Les superficies consacrées à la culture du melon connaissent, dans les trois principaux bassins de production — Maroc, Espagne, France — un recul simultané, qualifié d’«inédit» par Jérôme Jausseran, vice-président de l’Association interprofessionnelle du melon (AIM), lors de la présentation annuelle des prévisions au salon medFEL.

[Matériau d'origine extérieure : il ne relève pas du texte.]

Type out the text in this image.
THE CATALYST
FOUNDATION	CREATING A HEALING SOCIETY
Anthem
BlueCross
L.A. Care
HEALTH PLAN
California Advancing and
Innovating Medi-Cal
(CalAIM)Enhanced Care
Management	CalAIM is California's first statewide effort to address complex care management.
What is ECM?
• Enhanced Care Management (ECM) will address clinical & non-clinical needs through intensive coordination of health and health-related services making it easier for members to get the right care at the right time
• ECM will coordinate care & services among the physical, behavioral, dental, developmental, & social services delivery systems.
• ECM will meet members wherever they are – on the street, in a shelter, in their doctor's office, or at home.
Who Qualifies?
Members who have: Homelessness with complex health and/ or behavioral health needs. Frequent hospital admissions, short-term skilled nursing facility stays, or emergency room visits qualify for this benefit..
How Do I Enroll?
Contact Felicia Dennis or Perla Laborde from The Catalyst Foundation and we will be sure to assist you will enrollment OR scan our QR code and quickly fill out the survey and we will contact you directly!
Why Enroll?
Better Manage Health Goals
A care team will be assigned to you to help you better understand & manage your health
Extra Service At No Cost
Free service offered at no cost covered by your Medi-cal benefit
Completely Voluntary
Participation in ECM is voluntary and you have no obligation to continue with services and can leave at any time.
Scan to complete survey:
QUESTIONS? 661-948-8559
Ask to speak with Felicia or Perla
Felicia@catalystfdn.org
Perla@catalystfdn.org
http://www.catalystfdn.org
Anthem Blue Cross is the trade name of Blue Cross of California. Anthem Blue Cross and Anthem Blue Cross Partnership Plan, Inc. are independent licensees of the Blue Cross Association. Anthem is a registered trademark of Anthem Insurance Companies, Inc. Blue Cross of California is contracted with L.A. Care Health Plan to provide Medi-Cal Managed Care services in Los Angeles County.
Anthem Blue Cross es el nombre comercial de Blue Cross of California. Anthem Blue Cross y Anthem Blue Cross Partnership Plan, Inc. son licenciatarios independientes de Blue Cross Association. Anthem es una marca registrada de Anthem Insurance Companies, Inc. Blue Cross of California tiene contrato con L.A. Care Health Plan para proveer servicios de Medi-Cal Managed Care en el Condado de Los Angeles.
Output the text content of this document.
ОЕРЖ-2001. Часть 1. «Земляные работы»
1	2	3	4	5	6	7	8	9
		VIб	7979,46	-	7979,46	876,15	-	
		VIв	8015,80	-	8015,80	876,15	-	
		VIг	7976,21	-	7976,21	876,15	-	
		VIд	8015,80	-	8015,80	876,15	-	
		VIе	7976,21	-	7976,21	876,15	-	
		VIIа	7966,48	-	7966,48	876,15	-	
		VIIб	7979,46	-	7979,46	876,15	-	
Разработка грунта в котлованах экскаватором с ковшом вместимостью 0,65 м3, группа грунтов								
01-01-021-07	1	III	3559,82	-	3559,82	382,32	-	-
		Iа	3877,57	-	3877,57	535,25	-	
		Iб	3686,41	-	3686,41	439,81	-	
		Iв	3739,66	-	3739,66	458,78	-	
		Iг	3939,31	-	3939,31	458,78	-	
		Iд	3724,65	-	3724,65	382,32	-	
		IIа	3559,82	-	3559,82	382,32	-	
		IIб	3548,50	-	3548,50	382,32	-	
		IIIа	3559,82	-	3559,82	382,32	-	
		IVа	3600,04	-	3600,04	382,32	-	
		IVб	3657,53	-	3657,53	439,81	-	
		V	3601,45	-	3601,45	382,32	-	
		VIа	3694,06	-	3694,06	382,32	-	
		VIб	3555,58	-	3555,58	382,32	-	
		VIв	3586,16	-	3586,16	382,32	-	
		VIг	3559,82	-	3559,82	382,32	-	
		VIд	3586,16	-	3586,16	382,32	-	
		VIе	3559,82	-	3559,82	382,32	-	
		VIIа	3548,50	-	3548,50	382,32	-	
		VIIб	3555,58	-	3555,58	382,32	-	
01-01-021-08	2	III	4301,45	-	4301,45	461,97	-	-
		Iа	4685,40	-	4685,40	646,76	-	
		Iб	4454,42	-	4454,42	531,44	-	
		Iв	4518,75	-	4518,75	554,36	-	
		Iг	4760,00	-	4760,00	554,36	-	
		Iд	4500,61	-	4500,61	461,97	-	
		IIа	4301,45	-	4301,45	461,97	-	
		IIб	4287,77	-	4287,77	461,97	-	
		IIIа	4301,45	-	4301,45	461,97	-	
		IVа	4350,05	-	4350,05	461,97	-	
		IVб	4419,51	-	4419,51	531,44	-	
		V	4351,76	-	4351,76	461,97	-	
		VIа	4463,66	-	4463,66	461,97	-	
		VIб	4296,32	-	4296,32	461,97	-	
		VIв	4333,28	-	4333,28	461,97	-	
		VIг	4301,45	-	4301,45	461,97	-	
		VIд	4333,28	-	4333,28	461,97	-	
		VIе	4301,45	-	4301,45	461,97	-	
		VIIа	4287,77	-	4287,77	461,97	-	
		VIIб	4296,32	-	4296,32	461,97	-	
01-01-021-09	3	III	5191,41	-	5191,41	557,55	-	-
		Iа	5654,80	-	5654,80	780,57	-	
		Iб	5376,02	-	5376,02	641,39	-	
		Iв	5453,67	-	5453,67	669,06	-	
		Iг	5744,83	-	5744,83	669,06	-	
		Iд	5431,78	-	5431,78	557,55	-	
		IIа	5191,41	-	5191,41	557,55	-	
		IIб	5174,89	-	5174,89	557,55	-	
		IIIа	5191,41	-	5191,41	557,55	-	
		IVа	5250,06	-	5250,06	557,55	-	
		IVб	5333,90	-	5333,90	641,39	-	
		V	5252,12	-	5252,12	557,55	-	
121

Au Maroc, une contraction attribuée à l’instabilité réglementaire
Le repli des surfaces atteint 250 hectares, ramenant le total national à 1 040 hectares. La région de Kénitra conserve ses 120 hectares (Charentais jaune), tandis que celle de Marrakech accuse une perte de 160 hectares, pour un total de 760 hectares (à 90 % Charentais vert, répartis à parts égales entre plein champ et serres). À Agadir, les surfaces reculent de 30 hectares (140 hectares, Charentais vert). Dakhla enregistre, de son côté, une baisse de 60 hectares, portant son total à 210 hectares (Charentais vert).
Pour Rémi Javernaud, coordinateur de l’AIM, cette diminution — sans précédent — découle directement de l’incertitude réglementaire. M. Jausseran évoque, pour sa part, «des difficultés économiques aiguës, engendrées par une forte contrainte sur l’irrigation, avec une fenêtre d’autorisation réduite à un mois (décembre et janvier).» Ce climat de défiance pousse de nombreux producteurs à réduire leurs emblavures. Toutefois, le manteau neigeux persistant sur l’Atlas laisse entrevoir des réserves d’eau, et des ouvrages hydrauliques supplémentaires — notamment des barrages — devraient, selon l’AIM, garantir la pérennité de la culture à plus long terme.
En Espagne, quatrième année consécutive de reflux
Depuis 2021, les surfaces espagnoles dédiées au melon ont été divisées par deux. Le recul se poursuit cette année avec une perte de 400 hectares, pour un total ramené à 2 350 hectares. Les zones les plus touchées sont Murcia et Alicante, où la perte atteint 300 hectares (1 700 hectares restants, à 80 % Charentais jaune). À Almería, la régression est de 30 hectares (270 hectares, Charentais vert), tandis que Séville perd 50 hectares (250 hectares). Les autres régions enregistrent une réduction de 20 hectares (130 hectares au total).
Les pluies diluviennes du mois de mars ont perturbé le calendrier des plantations. Le nouaison des fruits n’est pas encore achevée, ce qui nourrit une incertitude persistante. La récolte devrait cependant débuter entre le 20 et le 25 mai.
En France, les séquelles économiques de 2024 pèsent sur les surfaces de 2025
Après une campagne 2024 décrite comme «extrêmement éprouvante pour les structures» par l’AIM, les surfaces françaises accusent une diminution de 410 hectares, pour un total établi à 10 240 hectares. Le centre-ouest perd 180 hectares (2 470 hectares), le sud-ouest 230 hectares (2 070 hectares), tandis que le sud-est maintient ses surfaces à 5 700 hectares. Aucune évolution notable n’est relevée dans les autres régions ni pour la production biologique.
Des précipitations observées dans le sud-est fin mars ont perturbé les semis. Bien que prématuré, le risque de répercussions au mois de juin demeure. En revanche, les conditions ont été plus clémentes dans le sud-ouest et le centre-ouest.
M. Jausseran estime que «le seuil d’alerte est atteint» et appelle à une reprise indispensable de la culture, précisant que «le melon ne souffre pas de désaffection chez les consommateurs.» Pour Myriam Martineau, présidente de l’AIM, «il faut restaurer la confiance des meloniculteurs français. Cette défiance persistante entame leur moral, ce qui se traduit mécaniquement par une baisse des superficies.»
Progression parallèle de la pastèque
Aucune orientation claire ne laisse entrevoir une reconversion vers d’autres variétés de melon. En revanche, la culture de la pastèque progresse, notamment en France, où les surfaces oscillent entre 600 et 800 hectares. Le marché se maintient à un niveau jugé satisfaisant, et les volumes de provenance française sont désormais mieux identifiés. M. Jausseran relève que «les lignes d’origine France ont été retrouvées» et insiste sur la valeur de la pastèque française comme produit de qualité supérieure. «Nous travaillons également sur une variété spécifique : la mini-pastèque, qui s’impose peu à peu, notamment auprès des jeunes», précise-t-il. Cette progression ne semble toutefois pas se faire au détriment du melon. Selon l’AIM, «aucune concurrence entre les deux cultures n’a pu être démontrée.»